The United States Chamber of Commerce wrote an amicus brief supporting Uber, arguing that the Superior Court’s opinion “would unnecessarily limit the ways in which online merchants provide goods and services to Massachusetts users.”

Attack on Arbitration

Nadreau said the case is part of a broader trend by the state’s lower courts in opposing arbitration agreements. Uber’s arbitration agreement was also in the spotlight in 2018 after the company announced it would suspend mandatory arbitration for sexual assault and harassment claims following public pressure from the #MeToo movement.

“I feel like there is some level of hostility towards arbitration agreements, and they are willing to entertain creative arguments about how to unwind them either in the consumer context like this is or in the employment context,” Nadreau said.

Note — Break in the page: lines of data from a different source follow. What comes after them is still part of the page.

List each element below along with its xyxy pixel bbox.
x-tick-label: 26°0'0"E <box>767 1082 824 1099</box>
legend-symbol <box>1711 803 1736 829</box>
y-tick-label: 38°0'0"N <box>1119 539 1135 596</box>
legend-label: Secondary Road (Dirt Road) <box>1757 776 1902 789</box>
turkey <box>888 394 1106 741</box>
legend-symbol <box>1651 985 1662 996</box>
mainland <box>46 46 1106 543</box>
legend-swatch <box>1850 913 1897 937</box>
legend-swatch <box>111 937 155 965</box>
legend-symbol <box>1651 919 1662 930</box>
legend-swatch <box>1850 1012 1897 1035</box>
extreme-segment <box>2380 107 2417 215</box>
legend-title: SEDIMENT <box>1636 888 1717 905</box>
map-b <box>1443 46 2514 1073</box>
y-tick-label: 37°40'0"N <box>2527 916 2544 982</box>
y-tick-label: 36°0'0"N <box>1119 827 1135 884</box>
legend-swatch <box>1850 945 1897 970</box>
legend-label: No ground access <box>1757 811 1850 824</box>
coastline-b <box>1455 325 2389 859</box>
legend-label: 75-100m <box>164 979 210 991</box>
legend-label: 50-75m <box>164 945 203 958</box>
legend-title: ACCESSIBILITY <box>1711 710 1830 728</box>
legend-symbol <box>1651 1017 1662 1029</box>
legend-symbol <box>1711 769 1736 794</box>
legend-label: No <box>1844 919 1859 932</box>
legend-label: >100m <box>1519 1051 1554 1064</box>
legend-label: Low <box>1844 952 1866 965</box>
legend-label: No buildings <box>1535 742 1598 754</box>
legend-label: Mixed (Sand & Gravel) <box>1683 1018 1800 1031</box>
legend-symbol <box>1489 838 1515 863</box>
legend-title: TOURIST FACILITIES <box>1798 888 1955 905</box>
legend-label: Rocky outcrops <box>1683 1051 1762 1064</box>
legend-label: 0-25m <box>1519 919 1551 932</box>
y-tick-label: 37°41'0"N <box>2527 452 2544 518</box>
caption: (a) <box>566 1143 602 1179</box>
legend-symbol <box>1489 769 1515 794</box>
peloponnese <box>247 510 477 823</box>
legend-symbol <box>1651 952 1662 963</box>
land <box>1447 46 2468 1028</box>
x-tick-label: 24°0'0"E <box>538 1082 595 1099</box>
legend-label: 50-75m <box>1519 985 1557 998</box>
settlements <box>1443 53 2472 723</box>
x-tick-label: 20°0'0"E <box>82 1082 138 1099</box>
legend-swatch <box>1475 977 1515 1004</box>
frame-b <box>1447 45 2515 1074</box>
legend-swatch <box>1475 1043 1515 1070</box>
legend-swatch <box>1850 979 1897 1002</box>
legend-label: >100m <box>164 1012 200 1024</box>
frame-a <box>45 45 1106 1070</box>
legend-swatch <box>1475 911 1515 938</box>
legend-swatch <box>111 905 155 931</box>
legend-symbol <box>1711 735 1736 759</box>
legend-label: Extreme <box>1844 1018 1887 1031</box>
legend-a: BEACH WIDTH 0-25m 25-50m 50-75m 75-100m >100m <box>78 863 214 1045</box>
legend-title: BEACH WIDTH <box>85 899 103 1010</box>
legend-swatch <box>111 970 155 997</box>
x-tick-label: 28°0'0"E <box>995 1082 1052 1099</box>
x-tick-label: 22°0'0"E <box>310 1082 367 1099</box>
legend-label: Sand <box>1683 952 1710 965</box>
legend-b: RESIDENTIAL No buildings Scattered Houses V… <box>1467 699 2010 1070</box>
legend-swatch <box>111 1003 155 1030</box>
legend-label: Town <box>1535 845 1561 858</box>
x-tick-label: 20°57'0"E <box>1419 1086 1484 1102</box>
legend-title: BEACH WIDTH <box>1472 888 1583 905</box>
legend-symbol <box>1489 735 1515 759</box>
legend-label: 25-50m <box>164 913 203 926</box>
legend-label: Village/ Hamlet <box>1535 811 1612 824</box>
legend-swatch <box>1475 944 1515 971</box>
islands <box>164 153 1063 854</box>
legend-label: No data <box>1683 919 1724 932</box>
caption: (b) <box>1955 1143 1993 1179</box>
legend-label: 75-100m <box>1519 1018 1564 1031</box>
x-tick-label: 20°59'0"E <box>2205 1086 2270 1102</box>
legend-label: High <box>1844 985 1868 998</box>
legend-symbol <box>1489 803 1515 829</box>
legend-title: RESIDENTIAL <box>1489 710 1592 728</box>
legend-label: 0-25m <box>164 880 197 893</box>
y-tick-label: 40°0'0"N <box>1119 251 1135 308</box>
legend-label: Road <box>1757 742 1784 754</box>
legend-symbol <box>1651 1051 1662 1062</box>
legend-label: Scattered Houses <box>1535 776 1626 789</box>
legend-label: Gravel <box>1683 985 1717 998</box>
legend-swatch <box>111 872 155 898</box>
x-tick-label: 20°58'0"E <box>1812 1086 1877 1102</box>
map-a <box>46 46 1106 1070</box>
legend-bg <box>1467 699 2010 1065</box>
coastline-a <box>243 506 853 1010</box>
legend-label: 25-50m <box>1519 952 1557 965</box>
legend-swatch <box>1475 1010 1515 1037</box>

The Massachusetts Academy of Trial Attorneys said in a brief that “this Court should decline Uber’s invitation to rewrite Kauders and refuse to empower Uber to divest consumers of their fundamental constitutional rights” to a trial by jury.

“If you have to arbitrate as opposed to hire a lawyer and go to court, you’re probably going to lose,” said MATA amicus committee chair Thomas Murphy.

Santoro said litigation is an essential tool to hold business owners responsible “for the foreseeable consequences” of their operations.

The case is Good vs. Uber Tech. Inc., Mass., No. SJC-13490, oral argument 1/5/24.